Batman: Arkham Knight is what every tightly focused, well-designed video game eventually becomes when left in the hands of a big corporation. It’s a big, sloppy mess of conflicting ideas and mechanics, smoothed over with an expensive graphical sheen and a cookie-cutter, committee-designed big budget film plot. The series’ fluid gameplay is inundated and made obsolete by Arkham Knight’s terminal case of feature creep, and the exploration and level design that distinguished the series is entirely stripped out, replaced by big, bombastic car chases and linear point-to-point corridor traversal. It’s uncanny to see how comprehensively the game has been scrubbed clean of even the slightest scrap of challenge or player agency, and it’s really disappointing because the entire time you can feel that Arkham City’s solid groundwork is in here… somewhere.

It’s a real shame that the game is this bad. You can really clearly see how triple-A trends and marketing were the lead designer on this; the gigantic open world, seamless gameplay-to-cutscene transitions, and abundant particle effects and shiny, reflective surfaces make this the perfect game for trailers at tech conventions, and the more you play the clearer it becomes that this was the priority. Batman’s expanded arsenal of tools and weapons is impressive on paper, and could make for fun, open-ended gameplay in the hands of more imaginative designers, but Rocksteady doesn’t seem to understand that even the most innovative arsenal in the world doesn’t materially improve the game if there’s an easy ‘win button’ for just about every situation you could possibly encounter. The game has all these new tools like a voice synthesiser which lets you give fake orders to bad guys or the ability to pick up melee weapons or random debris in fights, but it never provides sufficient challenge for them to be necessary. A new attack called a ‘fear takedown’ lets you instantly incapacitate up to five enemies at once before they can even retaliate, and an all-purpose ‘disruptor’ sabotages or disables literally any tool that bad guys might bring to the table, and these tools are just so strong that the game becomes centralised around them. Stealth encounters are decided before they begin, because you can safely destroy all of your enemies’ weapons from afar before you even engage, and even if you have to get down and dirty, you’ll usually only need two fear takedowns to finish an entire encounter.

This is a pervasive issue throughout the game, and it’s hard to say if it stems from the story.
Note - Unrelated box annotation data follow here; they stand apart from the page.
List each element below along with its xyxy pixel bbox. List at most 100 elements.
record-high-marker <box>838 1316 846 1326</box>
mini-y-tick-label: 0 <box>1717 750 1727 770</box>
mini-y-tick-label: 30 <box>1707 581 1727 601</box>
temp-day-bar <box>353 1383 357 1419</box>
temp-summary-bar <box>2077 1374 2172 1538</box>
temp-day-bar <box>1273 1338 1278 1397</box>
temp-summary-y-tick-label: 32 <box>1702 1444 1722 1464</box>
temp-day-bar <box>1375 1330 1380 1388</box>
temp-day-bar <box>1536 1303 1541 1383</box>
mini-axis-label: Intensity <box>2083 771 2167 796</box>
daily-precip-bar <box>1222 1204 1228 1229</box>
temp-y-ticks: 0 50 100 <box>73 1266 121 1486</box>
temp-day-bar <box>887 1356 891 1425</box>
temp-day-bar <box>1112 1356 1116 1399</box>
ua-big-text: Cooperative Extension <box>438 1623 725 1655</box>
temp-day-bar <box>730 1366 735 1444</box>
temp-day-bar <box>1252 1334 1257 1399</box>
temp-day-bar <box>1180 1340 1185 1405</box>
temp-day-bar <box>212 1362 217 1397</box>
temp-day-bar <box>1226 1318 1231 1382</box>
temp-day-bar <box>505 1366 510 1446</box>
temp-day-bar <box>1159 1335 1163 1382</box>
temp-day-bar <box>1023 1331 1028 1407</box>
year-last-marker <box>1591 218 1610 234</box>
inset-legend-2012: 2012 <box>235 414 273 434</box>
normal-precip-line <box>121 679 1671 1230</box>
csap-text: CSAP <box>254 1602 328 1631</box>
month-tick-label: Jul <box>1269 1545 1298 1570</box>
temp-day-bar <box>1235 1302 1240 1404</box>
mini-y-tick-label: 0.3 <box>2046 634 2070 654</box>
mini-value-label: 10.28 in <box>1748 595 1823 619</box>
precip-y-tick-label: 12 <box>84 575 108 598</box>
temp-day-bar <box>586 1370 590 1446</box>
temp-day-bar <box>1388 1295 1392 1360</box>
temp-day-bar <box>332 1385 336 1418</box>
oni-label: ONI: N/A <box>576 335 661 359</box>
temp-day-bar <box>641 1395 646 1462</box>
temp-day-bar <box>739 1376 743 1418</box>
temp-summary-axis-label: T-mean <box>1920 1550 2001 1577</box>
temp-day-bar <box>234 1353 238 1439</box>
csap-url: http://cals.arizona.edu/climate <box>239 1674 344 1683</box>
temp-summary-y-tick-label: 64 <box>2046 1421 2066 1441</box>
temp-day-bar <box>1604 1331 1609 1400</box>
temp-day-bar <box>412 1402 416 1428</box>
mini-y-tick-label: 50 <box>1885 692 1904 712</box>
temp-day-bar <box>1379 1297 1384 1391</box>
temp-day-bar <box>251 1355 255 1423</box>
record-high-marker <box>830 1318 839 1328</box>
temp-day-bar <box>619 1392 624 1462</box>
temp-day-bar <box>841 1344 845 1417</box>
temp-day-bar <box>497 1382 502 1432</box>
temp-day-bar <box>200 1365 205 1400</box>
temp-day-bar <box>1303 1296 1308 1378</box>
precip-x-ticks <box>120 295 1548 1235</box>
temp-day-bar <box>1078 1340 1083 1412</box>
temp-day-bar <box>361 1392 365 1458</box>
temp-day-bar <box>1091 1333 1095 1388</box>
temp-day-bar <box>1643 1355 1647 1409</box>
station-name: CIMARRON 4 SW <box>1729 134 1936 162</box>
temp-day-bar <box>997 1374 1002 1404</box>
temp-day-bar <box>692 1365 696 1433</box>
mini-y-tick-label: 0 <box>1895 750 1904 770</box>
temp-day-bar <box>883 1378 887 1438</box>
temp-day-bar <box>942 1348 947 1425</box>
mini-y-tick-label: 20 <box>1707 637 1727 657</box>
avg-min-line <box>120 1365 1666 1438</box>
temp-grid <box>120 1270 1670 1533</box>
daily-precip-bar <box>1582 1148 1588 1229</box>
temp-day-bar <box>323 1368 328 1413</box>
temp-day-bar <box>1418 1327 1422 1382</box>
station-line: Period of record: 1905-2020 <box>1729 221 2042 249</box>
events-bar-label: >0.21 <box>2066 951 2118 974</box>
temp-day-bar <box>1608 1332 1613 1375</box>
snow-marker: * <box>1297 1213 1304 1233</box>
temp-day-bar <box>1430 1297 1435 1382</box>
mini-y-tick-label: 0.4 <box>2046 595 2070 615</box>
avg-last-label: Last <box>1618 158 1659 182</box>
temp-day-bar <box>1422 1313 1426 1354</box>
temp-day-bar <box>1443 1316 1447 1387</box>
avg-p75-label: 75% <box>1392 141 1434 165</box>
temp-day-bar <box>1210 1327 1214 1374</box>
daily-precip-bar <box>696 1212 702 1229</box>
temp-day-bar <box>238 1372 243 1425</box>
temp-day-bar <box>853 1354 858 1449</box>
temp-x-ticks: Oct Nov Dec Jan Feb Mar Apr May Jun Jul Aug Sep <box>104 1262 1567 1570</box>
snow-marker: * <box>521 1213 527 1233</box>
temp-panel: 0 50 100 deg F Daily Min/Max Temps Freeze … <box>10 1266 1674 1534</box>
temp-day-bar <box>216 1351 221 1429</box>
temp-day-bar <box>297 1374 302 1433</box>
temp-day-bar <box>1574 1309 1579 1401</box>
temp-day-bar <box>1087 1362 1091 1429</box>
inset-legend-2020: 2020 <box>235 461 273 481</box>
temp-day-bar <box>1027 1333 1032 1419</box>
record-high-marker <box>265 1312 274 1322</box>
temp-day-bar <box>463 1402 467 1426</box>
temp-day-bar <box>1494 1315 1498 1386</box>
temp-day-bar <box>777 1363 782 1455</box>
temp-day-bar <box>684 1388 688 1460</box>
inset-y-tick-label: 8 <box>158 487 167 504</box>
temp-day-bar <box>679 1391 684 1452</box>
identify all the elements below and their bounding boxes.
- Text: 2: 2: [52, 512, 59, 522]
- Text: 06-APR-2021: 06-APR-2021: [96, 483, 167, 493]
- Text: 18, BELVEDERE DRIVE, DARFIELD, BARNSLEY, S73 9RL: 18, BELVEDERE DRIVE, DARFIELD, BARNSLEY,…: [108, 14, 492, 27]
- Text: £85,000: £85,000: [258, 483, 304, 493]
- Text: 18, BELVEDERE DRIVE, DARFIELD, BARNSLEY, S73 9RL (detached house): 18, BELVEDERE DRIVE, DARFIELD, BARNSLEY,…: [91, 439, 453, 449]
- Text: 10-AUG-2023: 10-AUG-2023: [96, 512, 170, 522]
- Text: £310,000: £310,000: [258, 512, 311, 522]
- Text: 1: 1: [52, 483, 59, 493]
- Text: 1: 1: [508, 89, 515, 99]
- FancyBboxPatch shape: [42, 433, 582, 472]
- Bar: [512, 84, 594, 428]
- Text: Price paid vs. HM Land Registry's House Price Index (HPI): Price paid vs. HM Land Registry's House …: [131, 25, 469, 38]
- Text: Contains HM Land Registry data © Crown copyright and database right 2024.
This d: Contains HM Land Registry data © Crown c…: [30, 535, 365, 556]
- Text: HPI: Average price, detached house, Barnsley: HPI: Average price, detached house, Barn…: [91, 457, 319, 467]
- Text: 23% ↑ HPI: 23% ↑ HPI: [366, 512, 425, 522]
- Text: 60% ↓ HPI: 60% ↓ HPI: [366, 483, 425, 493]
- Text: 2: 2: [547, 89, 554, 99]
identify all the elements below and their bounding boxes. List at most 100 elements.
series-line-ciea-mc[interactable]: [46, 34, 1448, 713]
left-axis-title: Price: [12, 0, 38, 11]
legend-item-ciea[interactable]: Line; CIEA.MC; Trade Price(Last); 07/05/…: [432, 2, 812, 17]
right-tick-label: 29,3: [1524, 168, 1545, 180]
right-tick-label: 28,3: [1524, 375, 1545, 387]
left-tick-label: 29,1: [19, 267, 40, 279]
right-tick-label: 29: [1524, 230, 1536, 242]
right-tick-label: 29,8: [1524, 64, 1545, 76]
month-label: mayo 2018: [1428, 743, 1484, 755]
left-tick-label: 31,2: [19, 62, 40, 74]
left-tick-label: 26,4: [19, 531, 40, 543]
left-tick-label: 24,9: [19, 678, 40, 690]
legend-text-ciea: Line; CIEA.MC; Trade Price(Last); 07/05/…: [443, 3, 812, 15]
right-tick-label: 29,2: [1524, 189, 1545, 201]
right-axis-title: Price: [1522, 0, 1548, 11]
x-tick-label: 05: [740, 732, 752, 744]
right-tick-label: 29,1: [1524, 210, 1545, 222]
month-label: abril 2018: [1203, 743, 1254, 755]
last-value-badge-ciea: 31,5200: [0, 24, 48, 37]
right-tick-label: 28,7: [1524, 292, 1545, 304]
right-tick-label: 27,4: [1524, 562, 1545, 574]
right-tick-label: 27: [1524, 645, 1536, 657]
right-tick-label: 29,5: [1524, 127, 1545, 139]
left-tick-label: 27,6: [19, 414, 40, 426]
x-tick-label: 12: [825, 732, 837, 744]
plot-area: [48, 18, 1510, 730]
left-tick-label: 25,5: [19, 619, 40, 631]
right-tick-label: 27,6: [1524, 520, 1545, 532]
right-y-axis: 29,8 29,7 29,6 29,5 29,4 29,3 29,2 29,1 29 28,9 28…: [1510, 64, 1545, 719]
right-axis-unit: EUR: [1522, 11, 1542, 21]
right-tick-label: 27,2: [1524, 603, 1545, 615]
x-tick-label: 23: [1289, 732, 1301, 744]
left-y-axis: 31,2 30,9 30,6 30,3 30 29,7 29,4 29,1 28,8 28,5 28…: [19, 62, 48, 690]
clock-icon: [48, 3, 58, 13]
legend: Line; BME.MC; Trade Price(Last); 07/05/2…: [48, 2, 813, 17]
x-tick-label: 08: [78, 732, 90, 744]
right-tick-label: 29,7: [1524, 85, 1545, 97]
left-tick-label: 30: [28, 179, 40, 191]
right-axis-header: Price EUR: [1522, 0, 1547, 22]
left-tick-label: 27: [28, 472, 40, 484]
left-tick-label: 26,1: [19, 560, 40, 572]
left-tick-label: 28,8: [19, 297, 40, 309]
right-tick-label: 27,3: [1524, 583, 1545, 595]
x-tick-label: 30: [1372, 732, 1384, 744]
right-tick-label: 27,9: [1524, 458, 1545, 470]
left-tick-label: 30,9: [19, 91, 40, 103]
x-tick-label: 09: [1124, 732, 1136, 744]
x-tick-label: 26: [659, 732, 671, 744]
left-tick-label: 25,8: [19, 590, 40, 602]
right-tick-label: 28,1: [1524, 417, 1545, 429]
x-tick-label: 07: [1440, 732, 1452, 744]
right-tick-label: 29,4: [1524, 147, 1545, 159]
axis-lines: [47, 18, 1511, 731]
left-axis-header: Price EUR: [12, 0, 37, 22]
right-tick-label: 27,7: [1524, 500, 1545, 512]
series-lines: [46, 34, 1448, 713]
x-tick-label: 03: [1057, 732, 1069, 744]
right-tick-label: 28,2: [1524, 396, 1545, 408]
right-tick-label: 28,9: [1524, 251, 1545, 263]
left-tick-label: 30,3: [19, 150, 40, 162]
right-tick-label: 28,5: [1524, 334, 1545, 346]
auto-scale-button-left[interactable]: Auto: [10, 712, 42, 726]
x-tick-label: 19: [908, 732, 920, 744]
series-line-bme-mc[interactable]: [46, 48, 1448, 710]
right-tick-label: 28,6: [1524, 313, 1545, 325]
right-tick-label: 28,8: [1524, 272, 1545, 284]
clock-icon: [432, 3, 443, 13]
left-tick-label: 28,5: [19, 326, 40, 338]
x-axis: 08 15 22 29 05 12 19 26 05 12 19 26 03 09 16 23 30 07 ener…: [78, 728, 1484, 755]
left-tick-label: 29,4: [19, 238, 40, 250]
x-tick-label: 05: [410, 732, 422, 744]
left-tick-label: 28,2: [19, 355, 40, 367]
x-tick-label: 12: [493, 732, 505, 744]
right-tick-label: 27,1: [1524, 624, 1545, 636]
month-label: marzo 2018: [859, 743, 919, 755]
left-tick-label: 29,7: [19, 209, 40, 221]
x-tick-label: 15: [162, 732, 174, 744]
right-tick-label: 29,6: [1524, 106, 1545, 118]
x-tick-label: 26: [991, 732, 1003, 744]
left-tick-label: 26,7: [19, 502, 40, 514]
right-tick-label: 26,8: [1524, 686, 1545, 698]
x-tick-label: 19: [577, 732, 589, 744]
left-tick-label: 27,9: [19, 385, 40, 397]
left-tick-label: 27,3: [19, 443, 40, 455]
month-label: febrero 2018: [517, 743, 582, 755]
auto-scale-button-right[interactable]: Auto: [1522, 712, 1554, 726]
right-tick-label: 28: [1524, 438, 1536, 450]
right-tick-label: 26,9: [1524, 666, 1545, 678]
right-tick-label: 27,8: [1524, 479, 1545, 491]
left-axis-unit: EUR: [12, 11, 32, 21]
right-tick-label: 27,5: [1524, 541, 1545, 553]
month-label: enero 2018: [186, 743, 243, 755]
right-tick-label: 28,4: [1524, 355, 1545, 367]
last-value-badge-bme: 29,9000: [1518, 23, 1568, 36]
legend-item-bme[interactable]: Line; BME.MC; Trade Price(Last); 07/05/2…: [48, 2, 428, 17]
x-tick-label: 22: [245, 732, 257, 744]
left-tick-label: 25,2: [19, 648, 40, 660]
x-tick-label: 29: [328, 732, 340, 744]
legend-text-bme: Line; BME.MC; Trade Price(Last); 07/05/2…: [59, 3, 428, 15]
Batman, like in most modern depictions, is an indestructible tank of a man who never has difficulty doing anything and can accomplish the most ridiculous feats with little effort. The plot of the game is always having to find ways to work around this. Nobody can hurt Batman, so how can I possibly care about what’s happening here? Why would I want to follow this weird ultra-American power fantasy plot if the central character is just a completely emotionless, invulnerable pile of muscle who wanders from impossible encounter to impossible encounter without ever facing a challenge? He talks like he’s in a movie trailer, and as far as the plot and gameplay are concerned, he might as well be. Nothing the characters do in Arkham Knight actually matters, which is a weirdly accurate reflection of how uninteractive the gameplay is.

It’s a shame Rocksteady couldn’t maintain the quality of design that’s present in the previous releases, but it doesn’t surprise me given how corporatised the game ended up being. Every creative choice seems to have originated from marketing buzzwords, to the point where it was all I could notice after a couple of hours. You’re jumping from E3 trailer moment to E3 trailer moment, and at no point have the developers stopped to consider if some of the resources they’re blowing on these gigantic setpieces might be better directed towards interesting gameplay scenarios that challenge the player—or at least force them to stay awake.